MTEAM: What key changes would make this a more inclusive world for children with FOXG1?
AC: Remembering that first and foremost they’re children. We say children with FOXG1 Syndrome, not FOXG1 children. They’re people first and if we learn to love them as people first, the rest will follow. The stigma of disabilities is widespread and often we do not prepare our children to interact with kids like Moe. Teach them young to love and the world will follow.
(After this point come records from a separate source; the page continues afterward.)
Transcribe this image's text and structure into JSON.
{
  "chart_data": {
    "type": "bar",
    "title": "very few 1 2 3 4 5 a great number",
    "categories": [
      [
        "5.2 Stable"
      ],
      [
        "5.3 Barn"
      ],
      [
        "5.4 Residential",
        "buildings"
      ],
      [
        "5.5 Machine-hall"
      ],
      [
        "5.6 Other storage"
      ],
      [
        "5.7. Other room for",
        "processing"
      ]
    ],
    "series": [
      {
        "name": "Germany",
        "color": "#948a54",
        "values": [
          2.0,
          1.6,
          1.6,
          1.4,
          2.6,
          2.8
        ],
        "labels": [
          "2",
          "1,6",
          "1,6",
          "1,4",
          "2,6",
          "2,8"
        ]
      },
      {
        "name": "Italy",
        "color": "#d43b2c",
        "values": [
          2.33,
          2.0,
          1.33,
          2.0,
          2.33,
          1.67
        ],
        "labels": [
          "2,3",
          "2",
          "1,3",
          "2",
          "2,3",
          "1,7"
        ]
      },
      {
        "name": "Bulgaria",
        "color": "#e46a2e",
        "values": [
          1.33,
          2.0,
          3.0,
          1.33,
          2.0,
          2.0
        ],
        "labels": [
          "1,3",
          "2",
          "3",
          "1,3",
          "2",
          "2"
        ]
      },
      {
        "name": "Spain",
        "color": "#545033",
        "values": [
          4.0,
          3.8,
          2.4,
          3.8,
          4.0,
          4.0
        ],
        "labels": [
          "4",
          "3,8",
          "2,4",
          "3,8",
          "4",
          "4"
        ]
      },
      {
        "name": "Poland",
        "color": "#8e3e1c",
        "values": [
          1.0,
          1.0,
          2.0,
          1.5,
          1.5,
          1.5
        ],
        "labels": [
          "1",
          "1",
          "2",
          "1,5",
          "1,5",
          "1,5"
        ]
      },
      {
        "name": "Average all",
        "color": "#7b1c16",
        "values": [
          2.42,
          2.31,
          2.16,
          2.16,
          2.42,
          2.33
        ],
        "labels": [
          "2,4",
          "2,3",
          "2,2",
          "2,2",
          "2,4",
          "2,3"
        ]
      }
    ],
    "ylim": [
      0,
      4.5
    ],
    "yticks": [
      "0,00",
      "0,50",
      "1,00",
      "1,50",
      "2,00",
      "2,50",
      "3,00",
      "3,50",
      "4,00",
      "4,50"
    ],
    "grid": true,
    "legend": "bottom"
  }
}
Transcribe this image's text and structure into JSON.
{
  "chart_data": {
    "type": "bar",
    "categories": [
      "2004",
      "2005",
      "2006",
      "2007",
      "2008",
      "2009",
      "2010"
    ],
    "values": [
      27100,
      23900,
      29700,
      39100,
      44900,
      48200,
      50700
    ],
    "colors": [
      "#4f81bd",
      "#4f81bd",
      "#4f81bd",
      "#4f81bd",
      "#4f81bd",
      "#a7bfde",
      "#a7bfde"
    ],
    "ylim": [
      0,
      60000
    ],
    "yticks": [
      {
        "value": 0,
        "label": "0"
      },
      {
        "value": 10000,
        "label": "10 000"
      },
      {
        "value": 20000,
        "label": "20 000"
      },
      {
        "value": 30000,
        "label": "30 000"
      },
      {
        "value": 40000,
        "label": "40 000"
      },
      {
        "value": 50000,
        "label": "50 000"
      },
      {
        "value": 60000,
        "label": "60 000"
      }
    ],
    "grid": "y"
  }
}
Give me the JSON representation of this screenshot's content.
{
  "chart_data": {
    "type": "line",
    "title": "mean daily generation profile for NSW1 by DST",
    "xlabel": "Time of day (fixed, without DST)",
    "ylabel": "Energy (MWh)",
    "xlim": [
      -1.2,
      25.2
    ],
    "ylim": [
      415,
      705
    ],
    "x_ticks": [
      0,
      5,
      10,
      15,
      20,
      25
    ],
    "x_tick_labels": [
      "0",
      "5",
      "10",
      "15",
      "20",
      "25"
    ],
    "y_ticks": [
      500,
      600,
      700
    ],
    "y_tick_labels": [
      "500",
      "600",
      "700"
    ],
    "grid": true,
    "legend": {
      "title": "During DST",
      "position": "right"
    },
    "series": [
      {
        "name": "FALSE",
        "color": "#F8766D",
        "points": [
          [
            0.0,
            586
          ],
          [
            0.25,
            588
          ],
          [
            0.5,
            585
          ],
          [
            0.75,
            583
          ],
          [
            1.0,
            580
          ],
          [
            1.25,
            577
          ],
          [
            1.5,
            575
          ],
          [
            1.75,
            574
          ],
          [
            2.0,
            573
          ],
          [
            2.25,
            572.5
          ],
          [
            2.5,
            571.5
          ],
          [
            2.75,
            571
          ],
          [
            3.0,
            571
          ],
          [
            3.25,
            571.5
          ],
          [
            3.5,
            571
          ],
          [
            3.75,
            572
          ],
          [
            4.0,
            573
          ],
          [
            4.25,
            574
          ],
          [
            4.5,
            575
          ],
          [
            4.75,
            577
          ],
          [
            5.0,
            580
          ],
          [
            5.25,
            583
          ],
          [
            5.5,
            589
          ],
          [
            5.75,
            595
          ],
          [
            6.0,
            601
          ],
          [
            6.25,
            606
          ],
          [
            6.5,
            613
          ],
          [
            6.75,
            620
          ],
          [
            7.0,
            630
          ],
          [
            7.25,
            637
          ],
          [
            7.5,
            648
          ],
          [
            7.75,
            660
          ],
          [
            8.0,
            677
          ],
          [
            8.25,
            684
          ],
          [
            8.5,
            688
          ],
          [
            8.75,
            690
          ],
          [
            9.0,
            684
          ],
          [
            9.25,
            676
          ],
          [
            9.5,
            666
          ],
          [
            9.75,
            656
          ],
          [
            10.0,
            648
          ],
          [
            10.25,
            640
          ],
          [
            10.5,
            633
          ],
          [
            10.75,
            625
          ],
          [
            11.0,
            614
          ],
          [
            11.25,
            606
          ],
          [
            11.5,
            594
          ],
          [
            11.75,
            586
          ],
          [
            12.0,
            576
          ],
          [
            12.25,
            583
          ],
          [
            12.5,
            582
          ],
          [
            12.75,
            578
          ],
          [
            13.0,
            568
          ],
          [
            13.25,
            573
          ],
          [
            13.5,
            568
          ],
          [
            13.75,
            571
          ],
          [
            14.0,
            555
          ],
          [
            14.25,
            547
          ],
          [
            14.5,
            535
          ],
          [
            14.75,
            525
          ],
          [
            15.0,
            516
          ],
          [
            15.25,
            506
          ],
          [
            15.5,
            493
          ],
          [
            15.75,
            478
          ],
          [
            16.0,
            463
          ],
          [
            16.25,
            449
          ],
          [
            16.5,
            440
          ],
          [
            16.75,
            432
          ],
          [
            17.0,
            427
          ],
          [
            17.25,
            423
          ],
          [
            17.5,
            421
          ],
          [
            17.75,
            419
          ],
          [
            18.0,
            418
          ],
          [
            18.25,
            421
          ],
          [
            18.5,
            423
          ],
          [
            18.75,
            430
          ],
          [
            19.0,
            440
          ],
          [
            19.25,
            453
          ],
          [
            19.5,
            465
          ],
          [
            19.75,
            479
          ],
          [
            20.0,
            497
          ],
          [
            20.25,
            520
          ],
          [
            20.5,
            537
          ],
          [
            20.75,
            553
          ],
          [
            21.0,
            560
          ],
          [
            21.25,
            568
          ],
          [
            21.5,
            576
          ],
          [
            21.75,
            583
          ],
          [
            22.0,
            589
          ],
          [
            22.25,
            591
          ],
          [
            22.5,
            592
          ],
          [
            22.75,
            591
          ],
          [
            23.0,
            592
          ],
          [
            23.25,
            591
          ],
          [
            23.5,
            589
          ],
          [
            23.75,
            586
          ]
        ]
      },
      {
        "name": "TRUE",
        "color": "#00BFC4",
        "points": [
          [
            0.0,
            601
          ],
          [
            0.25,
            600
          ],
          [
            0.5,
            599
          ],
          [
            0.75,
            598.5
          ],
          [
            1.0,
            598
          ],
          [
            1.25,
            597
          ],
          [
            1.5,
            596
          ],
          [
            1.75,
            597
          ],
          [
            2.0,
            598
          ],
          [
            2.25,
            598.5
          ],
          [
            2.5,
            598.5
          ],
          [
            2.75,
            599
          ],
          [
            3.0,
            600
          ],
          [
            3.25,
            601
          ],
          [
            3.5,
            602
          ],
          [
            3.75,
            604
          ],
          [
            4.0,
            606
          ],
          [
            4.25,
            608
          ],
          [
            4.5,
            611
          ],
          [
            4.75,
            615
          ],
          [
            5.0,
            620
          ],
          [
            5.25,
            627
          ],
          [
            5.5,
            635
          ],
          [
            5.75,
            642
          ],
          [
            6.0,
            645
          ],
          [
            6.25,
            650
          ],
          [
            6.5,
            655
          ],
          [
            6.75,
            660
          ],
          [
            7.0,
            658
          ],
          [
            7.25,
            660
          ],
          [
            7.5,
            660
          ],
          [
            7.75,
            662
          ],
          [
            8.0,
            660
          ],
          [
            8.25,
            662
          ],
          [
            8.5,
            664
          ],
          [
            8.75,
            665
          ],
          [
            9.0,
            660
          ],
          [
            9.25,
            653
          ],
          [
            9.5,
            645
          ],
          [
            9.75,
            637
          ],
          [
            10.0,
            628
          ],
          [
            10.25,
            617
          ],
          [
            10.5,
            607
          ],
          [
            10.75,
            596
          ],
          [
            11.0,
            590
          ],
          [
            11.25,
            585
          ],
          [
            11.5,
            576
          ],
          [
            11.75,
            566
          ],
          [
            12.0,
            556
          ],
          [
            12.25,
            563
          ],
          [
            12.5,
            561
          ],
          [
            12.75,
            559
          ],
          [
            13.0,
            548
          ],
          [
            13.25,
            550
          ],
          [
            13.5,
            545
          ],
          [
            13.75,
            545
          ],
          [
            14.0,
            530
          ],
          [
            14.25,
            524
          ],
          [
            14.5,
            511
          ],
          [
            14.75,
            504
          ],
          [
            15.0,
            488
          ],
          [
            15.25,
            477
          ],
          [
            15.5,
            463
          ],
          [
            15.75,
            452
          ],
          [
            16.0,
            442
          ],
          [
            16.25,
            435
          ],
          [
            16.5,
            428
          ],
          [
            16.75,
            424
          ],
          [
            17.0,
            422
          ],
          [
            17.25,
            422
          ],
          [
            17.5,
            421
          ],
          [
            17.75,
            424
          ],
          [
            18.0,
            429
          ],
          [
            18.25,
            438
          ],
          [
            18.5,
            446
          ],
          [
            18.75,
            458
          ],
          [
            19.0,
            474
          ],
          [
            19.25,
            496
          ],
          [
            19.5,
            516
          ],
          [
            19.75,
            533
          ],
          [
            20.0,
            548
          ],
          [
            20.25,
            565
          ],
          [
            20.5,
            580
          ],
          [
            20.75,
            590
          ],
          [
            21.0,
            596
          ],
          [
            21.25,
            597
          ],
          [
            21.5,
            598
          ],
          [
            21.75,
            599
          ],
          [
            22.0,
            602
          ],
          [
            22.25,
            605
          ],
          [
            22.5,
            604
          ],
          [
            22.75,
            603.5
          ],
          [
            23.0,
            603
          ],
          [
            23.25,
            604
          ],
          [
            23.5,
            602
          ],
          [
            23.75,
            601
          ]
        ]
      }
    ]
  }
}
MTEAM: What have been some of your favorite, most supportive or most useful resources during your journey with Moe? Any resources you’d recommend to others?
AC: First, my husband. No one will ever understand what you are going through with your specific child like your partner. Nurture that relationship; it’s the strongest weapon in a lifelong battle. After that, it would have to be my family. Their support has been my lifeline.
As far as resources, find a support group online and get to know those parents. Lean on them; that’s what they’re there for. I haven't had any books really stand out to me and I try to stay away from the internet. It can be a scary place.
MTEAM: What’s one thing you’d like the world to know about Moe or about FOXG1?
AC: She a little girl not a china doll to just be looked at. Love her like you would any 6-year-old. FOXG1 is just one little thing about her. It’s not everything.